BERLIN (Reuters) – Berlin’s mayor said yesterday he was appalled that some Germans were nostalgic for the Berlin Wall and supported a newly fashionable leftist view that there were legitimate reasons for building it in 1961.
At a sombre ceremony marking the 50th anniversary of the Berlin Wall’s construction, Mayor Klaus Wowereit, Chancellor Angela Merkel and President Christian Wulff paid tribute to the 136 people killed trying to get over the Wall to West Berlin.
Wowereit said the Wall, toppled in 1989, should serve as a reminder of freedom and democracy around the world. Church bells peeled while trains and traffic came to a standstill at noon across Berlin for a moment of silence for the victims.
“We don’t have any tolerance for those who nostalgically distort the history of the Berlin Wall and Germany’s division,” Wowereit said at the ceremony in front of a small section of the Wall recently rebuilt for posterity.
“The Wall was part of a dictatorship,” he said. “And it’s alarming that even today some people argue there were good reasons to build the Wall. No! There’s no legitimate reason nor justification for violating human rights and for killings.”
Most of the 160-km (100-mile) Wall encircling West Berlin in the heart of Communist East Germany was quickly torn down or chiseled away in the euphoria of 1989. There were only a few remnants of the 3.6-metre-high Wall left when Germany reunited less than a year later.

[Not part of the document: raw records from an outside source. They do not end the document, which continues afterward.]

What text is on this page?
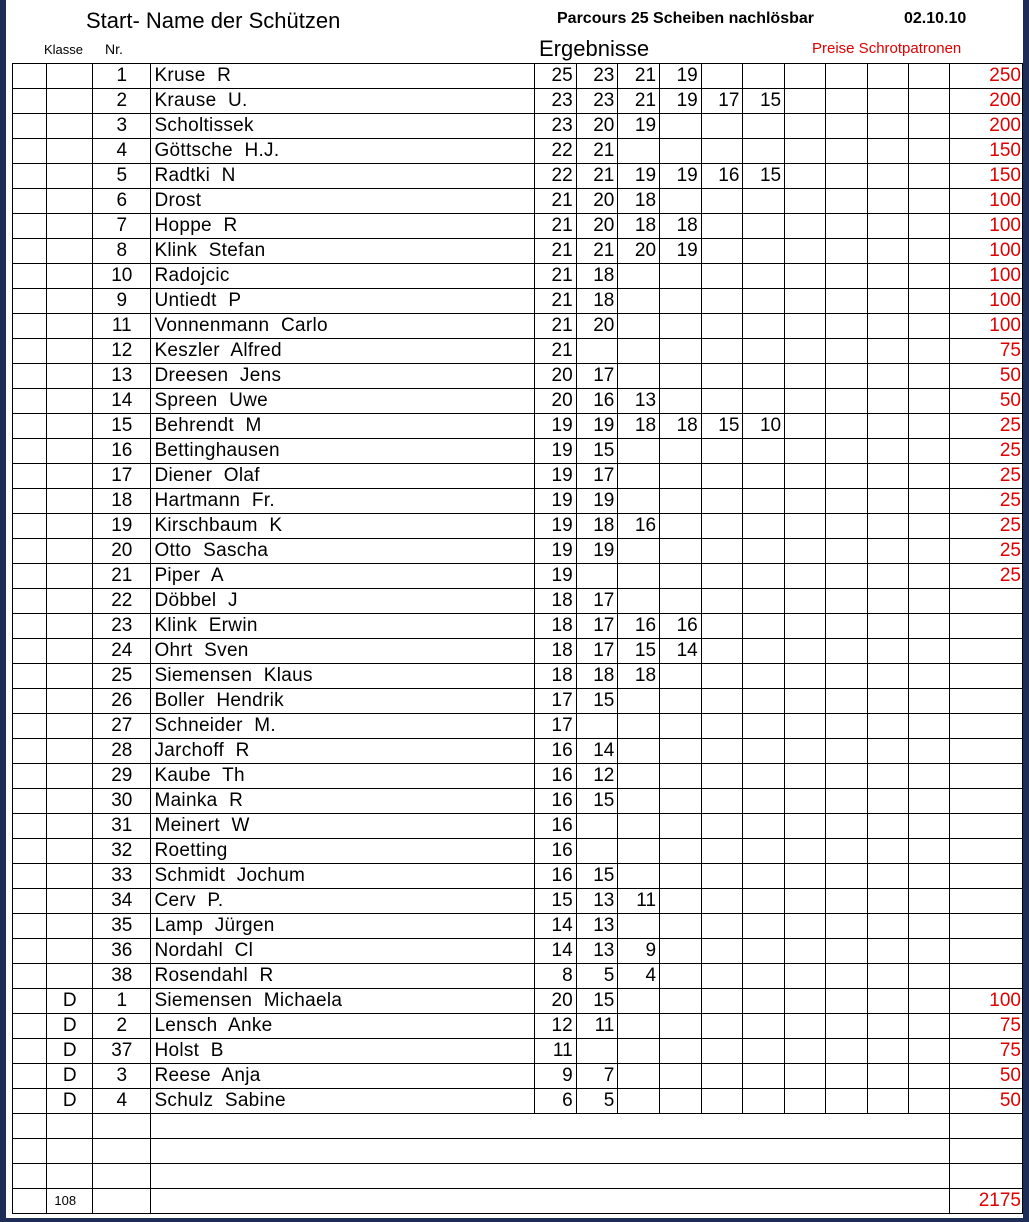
Start- Name der Schützen	Parcours 25 Scheiben nachlösbar	02.10.10
Klasse Nr.	Ergebnisse	Preise Schrotpatronen
		1	Kruse R	25	23	21	19							250
		2	Krause U.	23	23	21	19	17	15					200
		3	Scholtissek	23	20	19								200
		4	Göttsche H.J.	22	21									150
		5	Radtki N	22	21	19	19	16	15					150
		6	Drost	21	20	18								100
		7	Hoppe R	21	20	18	18							100
		8	Klink Stefan	21	21	20	19							100
		10	Radojcic	21	18									100
		9	Untiedt P	21	18									100
		11	Vonnenmann Carlo	21	20									100
		12	Keszler Alfred	21										75
		13	Dreesen Jens	20	17									50
		14	Spreen Uwe	20	16	13								50
		15	Behrendt M	19	19	18	18	15	10					25
		16	Bettinghausen	19	15									25
		17	Diener Olaf	19	17									25
		18	Hartmann Fr.	19	19									25
		19	Kirschbaum K	19	18	16								25
		20	Otto Sascha	19	19									25
		21	Piper A	19										25
		22	Döbbel J	18	17									
		23	Klink Erwin	18	17	16	16							
		24	Ohrt Sven	18	17	15	14							
		25	Siemensen Klaus	18	18	18								
		26	Boller Hendrik	17	15									
		27	Schneider M.	17										
		28	Jarchoff R	16	14									
		29	Kaube Th	16	12									
		30	Mainka R	16	15									
		31	Meinert W	16										
		32	Roetting	16										
		33	Schmidt Jochum	16	15									
		34	Cerv P.	15	13	11								
		35	Lamp Jürgen	14	13									
		36	Nordahl Cl	14	13	9								
		38	Rosendahl R	8	5	4								
	D	1	Siemensen Michaela	20	15									100
	D	2	Lensch Anke	12	11									75
	D	37	Holst B	11										75
	D	3	Reese Anja	9	7									50
	D	4	Schulz Sabine	6	5									50

	108													2175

Now, as growing numbers of tourists come to Berlin each year searching largely in vain for traces of the Wall, the city has re-erected and restored parts. New buildings have gone up on many parts of the former “death strip” and it is sometimes hard to tell where the barrier once stood.

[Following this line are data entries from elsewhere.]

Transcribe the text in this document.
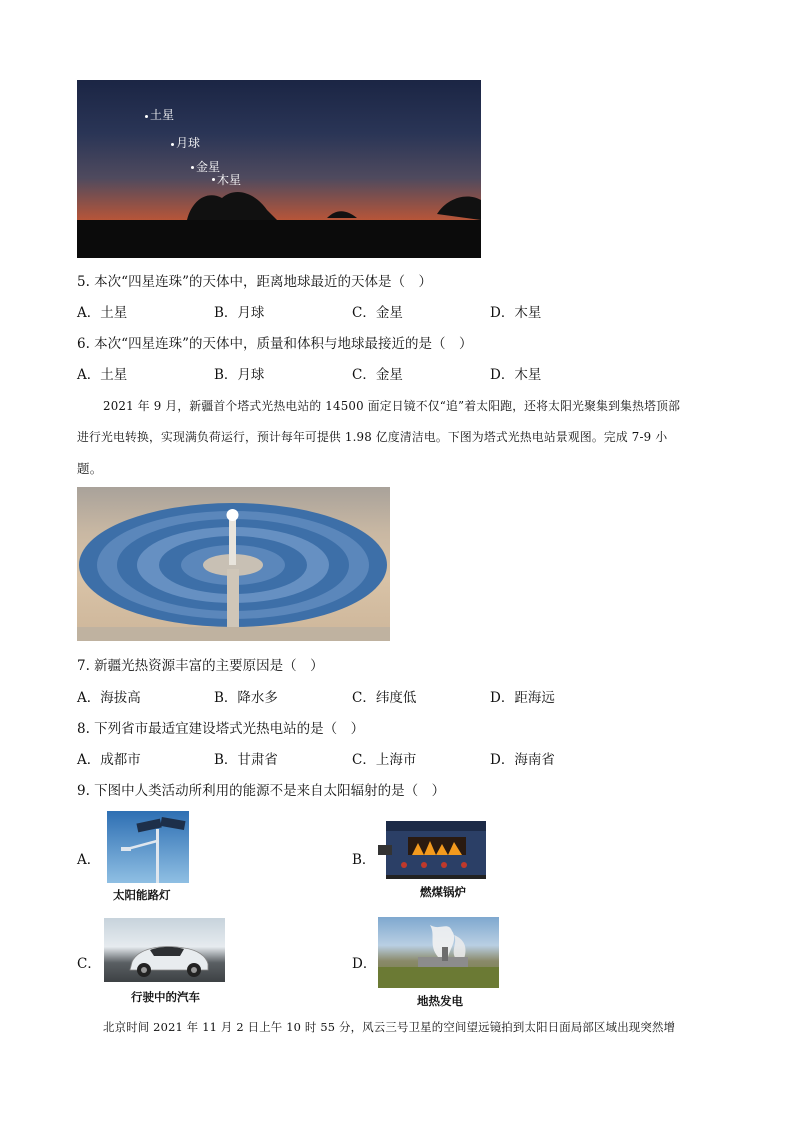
土星
月球
金星
木星
5. 本次“四星连珠”的天体中，距离地球最近的天体是（　）
A．土星	B．月球	C．金星	D．木星
6. 本次“四星连珠”的天体中，质量和体积与地球最接近的是（　）
A．土星	B．月球	C．金星	D．木星
2021 年 9 月，新疆首个塔式光热电站的 14500 面定日镜不仅“追”着太阳跑，还将太阳光聚集到集热塔顶部
进行光电转换，实现满负荷运行，预计每年可提供 1.98 亿度清洁电。下图为塔式光热电站景观图。完成 7-9 小
题。
7. 新疆光热资源丰富的主要原因是（　）
A．海拔高	B．降水多	C．纬度低	D．距海远
8. 下列省市最适宜建设塔式光热电站的是（　）
A．成都市	B．甘肃省	C．上海市	D．海南省
9. 下图中人类活动所利用的能源不是来自太阳辐射的是（　）
A．
太阳能路灯
B．
燃煤锅炉
C．
行驶中的汽车
D．
地热发电
北京时间 2021 年 11 月 2 日上午 10 时 55 分，风云三号卫星的空间望远镜拍到太阳日面局部区域出现突然增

Yesterday’s ceremony was held at an 800-metre-long piece of the Wall complex on Bernauer Strasse that has been rebuilt. It was the scene of some dramatic escapes after the Wall was built.
People jumped from upper storey windows in buildings on the east side of the Wall to the street on the west. The windows were soon sealed off and the buildings were later demolished.
The shock over the construction of the Berlin Wall in August 1961 is still palpable half a century later.
“We couldn’t believe it happened and we all felt numb when we first saw the Wall,” said Harry Dieter, 80, a retired West Berlin city official who was on his honeymoon in Italy when the Wall was built but returned a few days later to see it.